Die Demokratische Partei ist kein Freund der Arbeiter*innen oder der Black-Lives-Matter-Bewegung, ebenso wenig wie Gewerkschaftsführungen, die sich weigern, echte Streiks für Forderungen zu organisieren, die tatsächlich bessere Bedingungen und Positionen für die Arbeiter*innenklasse erreichen könnten, wie z.B. den Rauswurf von Polizist*innen aus den Gewerkschaften oder die Forderung nach einem Ende der Entlassungen angesichts einer sich vertiefenden Wirtschaftskrise. Und wenn Gewerkschaften ihre Solidarität mit der Black-Lives-Matter-Bewegung über symbolische Arbeitsniederlegungen hinaus zeigen wollten, würden sie ihre Streikmöglichkeiten nutzen, um gegen die unglaublichen Repressionen zu protestieren, die den Demonstrant*innen in Portland und anderen Städten durch Donald Trump sowie demokratische Bürgermeister*innen und Gouverneur*innen zugefügt werden.

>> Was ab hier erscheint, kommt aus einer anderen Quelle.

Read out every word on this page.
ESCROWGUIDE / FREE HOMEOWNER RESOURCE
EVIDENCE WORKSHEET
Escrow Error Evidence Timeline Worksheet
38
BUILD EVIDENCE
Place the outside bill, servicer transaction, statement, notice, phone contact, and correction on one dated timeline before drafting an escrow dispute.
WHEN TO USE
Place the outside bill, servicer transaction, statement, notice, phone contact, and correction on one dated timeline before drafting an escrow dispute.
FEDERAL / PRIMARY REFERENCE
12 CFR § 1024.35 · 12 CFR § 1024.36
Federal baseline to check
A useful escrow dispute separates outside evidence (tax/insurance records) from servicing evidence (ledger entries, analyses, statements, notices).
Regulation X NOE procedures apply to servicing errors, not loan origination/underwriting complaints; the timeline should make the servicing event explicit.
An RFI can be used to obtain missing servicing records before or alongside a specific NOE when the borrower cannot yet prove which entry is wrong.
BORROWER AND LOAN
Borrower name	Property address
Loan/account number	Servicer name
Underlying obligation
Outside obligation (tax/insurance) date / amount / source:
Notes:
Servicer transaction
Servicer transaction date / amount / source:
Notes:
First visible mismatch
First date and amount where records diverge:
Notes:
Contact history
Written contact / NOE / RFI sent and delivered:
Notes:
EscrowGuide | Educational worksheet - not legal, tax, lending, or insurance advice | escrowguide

Im „Streik für Schwarze Leben“ sehen wir das Potenzial für eine echte Arbeiter*innenbewegung, die gegen Rassismus, Staatsterror und wirtschaftliche Unterdrückung kämpft. In den Zehntausenden von Arbeiter*innen, die nicht nur an den Aktionen vom Montag, sondern auch an der Protestwelle der letzten zwei Monate teilgenommen haben, können wir den Willen der Arbeiter*innenklasse erkennen, gegen Unterdrücker*innen zu kämpfen, die sie für den Kauf von Lebensmitteln töten und sie mitten in einer Pandemie in den Tod schicken würden, um Profit zu machen. Aber um diesen Wut und Macht anzuzapfen, müssen sich die Arbeiter*innen an der Basis den Befriedungsversuchen ihrer Gewerkschaftsführungen widersetzen und echte, anhaltende Streiks um radikale Forderungen herum organisieren, in breiten Sektoren gewerkschaftlich organisierter und nicht organisierter Arbeiter*innen. Mit dieser Art von Aktionen könnte die Arbeiter*innenklasse weit mehr zur Verteidigung des Lebens der Schwarzen tun als symbolische Gesten. Wie der Arzt und SEIU-Mitglied Mike Pappas kürzlich schrieb:

Wenn wir es schaffen, uns an unseren Arbeitsplätzen und in unseren Nachbarschaften gewerkschaftlich zu organisieren, könnten wir das System stoppen, Millionen auf die Straße mobilisieren, und, was am wichtigsten ist, die Macht der Arbeiter*innen gegen Rassismus zeigen. Und diese Organisierung wird mehr erfordern, als ein Datum festzulegen und die Presse anzurufen. Sie wird im Allgemeinen die langsame Arbeit erfordern, Komitees aufzubauen, Versammlungen an den Arbeitsplätzen einzuberufen, zwischen den verschiedenen Industriezweigen zu koordinieren und auf unzählige andere Möglichkeiten die für einen Streik notwendigen Strukturen zu schaffen. Und obwohl es harte Arbeit sein wird, könnte die Unterstützung für eine solche Aktion massiv sein.

Dieser Artikel erschien zuerst am 22. Juli 2020 auf Englisch bei Left Voice.